Key Fob Battery Replacement
The smart key in every supported Gen 6 Mazda runs on a single CR2025 coin cell. When it weakens, the instrument cluster lights the red KEY indicator at ignition-off and shows “Low Key Fob Battery. Replace Battery” on the multi-information display. The fob keeps working for a while past that warning, but range drops and keyless entry gets flaky — you find yourself holding the fob right up against the door handle or start button. Replacement is a two-minute job with a coin cell from any drugstore.
Battery type
Section titled “Battery type”Most Gen 6 smart keys take a CR2025 (3V lithium coin cell). Some older or different fob styles use a CR2032, which is the same diameter but thicker. The pull-out auxiliary key blade has the type embossed near the seam on some fobs, but the reliable move is to open the case, read the spent cell, and match it. Any brand works — Panasonic, Energizer, Duracell, Maxell are all the same standard part. Buy two; the second one outlives the first by years sitting in a drawer.
A CR2025 in normal use lasts roughly two to three years. Cold shortens it, and so does a fob that lives next to a phone or another transmitter that keeps it chattering.
Opening the fob
Section titled “Opening the fob”- Pull the auxiliary key. Press the release knob on the back and slide the metal blade out. This is also what frees the case halves.
- Find the seam. With the blade removed there’s a slot where it sat. Wrap a small flat-blade screwdriver in tape so it can’t gouge the plastic.

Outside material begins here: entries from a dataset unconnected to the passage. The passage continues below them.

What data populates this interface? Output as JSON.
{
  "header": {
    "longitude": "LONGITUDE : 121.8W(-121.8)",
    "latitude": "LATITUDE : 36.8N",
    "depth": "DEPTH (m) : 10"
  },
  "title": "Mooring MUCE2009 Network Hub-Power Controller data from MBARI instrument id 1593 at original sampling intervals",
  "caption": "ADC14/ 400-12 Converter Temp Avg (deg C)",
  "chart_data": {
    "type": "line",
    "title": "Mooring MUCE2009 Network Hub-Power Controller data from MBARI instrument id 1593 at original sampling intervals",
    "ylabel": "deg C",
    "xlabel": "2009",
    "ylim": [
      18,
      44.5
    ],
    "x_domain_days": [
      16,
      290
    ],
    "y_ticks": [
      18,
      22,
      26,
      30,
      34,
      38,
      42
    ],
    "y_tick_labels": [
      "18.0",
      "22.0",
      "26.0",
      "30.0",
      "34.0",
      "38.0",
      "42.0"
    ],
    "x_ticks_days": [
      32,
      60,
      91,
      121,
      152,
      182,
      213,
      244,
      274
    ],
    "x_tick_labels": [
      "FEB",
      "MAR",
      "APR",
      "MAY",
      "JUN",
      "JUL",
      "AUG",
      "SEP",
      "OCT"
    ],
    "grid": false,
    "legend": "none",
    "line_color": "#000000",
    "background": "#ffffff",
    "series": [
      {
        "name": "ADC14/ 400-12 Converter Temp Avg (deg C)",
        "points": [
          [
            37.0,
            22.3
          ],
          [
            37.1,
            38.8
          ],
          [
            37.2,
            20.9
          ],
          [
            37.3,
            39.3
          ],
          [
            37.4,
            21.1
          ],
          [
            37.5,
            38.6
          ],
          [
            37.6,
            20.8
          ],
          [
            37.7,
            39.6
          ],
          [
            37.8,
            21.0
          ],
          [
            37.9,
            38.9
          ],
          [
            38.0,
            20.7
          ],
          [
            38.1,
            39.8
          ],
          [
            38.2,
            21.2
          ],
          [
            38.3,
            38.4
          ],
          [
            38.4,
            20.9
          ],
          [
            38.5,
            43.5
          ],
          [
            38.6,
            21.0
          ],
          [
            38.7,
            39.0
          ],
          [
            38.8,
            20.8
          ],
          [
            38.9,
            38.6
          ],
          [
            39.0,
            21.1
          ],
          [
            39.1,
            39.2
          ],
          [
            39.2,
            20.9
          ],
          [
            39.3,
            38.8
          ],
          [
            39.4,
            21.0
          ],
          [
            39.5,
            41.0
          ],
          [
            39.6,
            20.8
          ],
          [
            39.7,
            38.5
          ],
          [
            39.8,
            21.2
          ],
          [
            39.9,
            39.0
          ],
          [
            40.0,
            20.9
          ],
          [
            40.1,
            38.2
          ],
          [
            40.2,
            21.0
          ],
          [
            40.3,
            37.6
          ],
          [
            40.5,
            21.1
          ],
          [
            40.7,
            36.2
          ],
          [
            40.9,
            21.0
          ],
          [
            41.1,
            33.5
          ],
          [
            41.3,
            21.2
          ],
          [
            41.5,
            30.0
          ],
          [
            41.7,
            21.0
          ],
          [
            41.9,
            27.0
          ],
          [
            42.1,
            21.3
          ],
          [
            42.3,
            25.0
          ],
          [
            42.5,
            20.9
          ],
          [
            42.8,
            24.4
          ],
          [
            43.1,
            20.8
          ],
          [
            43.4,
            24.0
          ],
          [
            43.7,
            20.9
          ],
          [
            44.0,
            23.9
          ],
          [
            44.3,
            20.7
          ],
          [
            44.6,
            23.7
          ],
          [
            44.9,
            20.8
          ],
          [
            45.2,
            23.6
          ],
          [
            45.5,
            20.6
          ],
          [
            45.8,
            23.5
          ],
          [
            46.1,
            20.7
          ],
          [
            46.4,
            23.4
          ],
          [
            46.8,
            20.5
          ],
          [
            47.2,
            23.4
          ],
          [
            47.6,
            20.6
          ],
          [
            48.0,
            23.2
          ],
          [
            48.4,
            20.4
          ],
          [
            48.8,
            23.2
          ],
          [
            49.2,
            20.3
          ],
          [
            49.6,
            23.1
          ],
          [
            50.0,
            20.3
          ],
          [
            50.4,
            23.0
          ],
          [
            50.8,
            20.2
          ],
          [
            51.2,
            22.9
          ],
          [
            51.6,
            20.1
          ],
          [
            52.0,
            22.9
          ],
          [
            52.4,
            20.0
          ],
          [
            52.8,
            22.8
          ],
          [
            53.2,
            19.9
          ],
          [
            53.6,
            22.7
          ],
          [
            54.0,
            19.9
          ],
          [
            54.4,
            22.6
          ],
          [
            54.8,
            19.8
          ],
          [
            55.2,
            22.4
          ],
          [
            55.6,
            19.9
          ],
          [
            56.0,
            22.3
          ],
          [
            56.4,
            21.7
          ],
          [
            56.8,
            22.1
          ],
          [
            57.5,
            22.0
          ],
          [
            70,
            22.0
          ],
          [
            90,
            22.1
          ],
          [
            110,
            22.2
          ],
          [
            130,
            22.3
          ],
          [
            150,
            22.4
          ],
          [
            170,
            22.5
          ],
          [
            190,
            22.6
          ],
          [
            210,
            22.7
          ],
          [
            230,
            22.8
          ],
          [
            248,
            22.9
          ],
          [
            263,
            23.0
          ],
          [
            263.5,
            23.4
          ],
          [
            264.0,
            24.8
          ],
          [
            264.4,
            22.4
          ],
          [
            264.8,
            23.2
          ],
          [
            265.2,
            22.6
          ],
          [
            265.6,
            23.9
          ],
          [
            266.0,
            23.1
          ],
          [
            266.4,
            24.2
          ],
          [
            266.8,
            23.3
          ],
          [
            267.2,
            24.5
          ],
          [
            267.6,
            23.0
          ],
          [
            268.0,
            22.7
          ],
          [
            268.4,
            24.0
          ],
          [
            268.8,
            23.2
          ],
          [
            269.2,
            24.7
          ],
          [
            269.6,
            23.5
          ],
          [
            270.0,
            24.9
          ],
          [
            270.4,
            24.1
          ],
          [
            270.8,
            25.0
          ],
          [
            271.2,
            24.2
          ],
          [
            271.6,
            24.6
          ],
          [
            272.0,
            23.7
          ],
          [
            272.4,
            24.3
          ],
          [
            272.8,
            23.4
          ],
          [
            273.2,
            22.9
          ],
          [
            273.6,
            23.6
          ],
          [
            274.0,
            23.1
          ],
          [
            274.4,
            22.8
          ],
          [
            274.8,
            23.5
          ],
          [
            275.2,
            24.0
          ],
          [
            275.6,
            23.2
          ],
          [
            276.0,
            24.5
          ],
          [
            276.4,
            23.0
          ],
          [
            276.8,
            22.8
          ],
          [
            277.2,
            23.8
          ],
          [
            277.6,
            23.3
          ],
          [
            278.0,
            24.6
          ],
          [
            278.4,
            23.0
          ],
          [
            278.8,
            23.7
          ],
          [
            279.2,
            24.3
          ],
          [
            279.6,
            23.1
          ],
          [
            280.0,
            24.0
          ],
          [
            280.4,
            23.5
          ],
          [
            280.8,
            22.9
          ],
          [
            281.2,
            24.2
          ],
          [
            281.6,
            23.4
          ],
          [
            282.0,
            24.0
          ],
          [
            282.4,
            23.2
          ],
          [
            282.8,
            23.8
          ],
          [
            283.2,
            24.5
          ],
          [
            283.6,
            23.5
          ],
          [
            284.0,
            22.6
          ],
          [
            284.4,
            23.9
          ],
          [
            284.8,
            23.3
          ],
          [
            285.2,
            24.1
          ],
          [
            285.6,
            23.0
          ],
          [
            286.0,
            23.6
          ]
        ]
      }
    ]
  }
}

- Twist, don’t pry. Insert the taped tip into the slot and twist gently in the direction the case wants to open. The cover pops loose. Levering at a hard point cracks the chrome trim — twist at the seam instead.
- Mind the rubber ring. There’s a thin gasket that seals the case. Don’t scratch it or let it fall out; if it comes free, seat it back in its groove before you close up. It’s the only thing keeping the electronics dry.
Swapping the cell
Section titled “Swapping the cell”Lift out the battery cap, pop the old cell, and drop the new one in positive (+) side up — the marked face toward the cap. Replace the cap, line up the cover, and press it shut until it clicks evenly all the way around. Reinsert the auxiliary key. Test lock/unlock from a few feet away; full range is back immediately.
If the warning won’t clear after a new battery
Section titled “If the warning won’t clear after a new battery”A fob that ran flat may have dropped into a power-saving mode that throttles its transmitter, so even a fresh cell behaves like a weak one — short range, balky keyless entry. Wake it back up: with the engine running, press Lock four times until the fob’s red indicator lights, then immediately press and hold Lock until the car’s lamps flash a couple of times. That toggles power-save off.
If the message persists with a known-good battery installed correctly, the fob’s contacts may be corroded or the cell holder bent — clean the contacts, check the cap is seating, and confirm the cell is the right thickness (a CR2025 in a slot built for a CR2032 sits loose).
Starting the car when the fob is fully dead
Section titled “Starting the car when the fob is fully dead”The smart key still works with a dead battery — there’s a passive transponder inside that the car can read at point-blank range.
- Get in. Pull the auxiliary key from the fob and use it in the driver’s door lock cylinder. (On some doors the keyhole hides under a small cap you pry off.)
- Start the engine. Press the brake and hold the fob flat against the START/STOP button (the side with the Mazda logo facing the button), then press the button. The car reads the transponder through contact and starts normally.
That gets you home. Replace the cell promptly afterward; running on transponder-only every time is a reminder, not a plan.
- This applies across every supported Mazda (MX-5, CX-5, Mazda3, Mazda6, CX-3, CX-9) because they share the same smart-key system. The exact case shape varies, but the CR2025/CR2032 cell, the twist-open seam, the auxiliary blade, and the dead-battery start all work the same way.
- The key fob is entirely separate from the infotainment head unit. Nothing about a battery swap touches the Mazda Connect system or its firmware.
- A weak fob can cause intermittent no-start or door-handle complaints that look like bigger problems. If you’re chasing electrical gremlins, rule the fob out first — it’s the cheapest variable. For battery-side issues, see jump start.
- The fob is one of two remotes in the car. The other is the HomeLink garage door opener built into the rearview mirror, which learns your garage, gate, or lighting remote and runs on the car’s own power rather than a coin cell.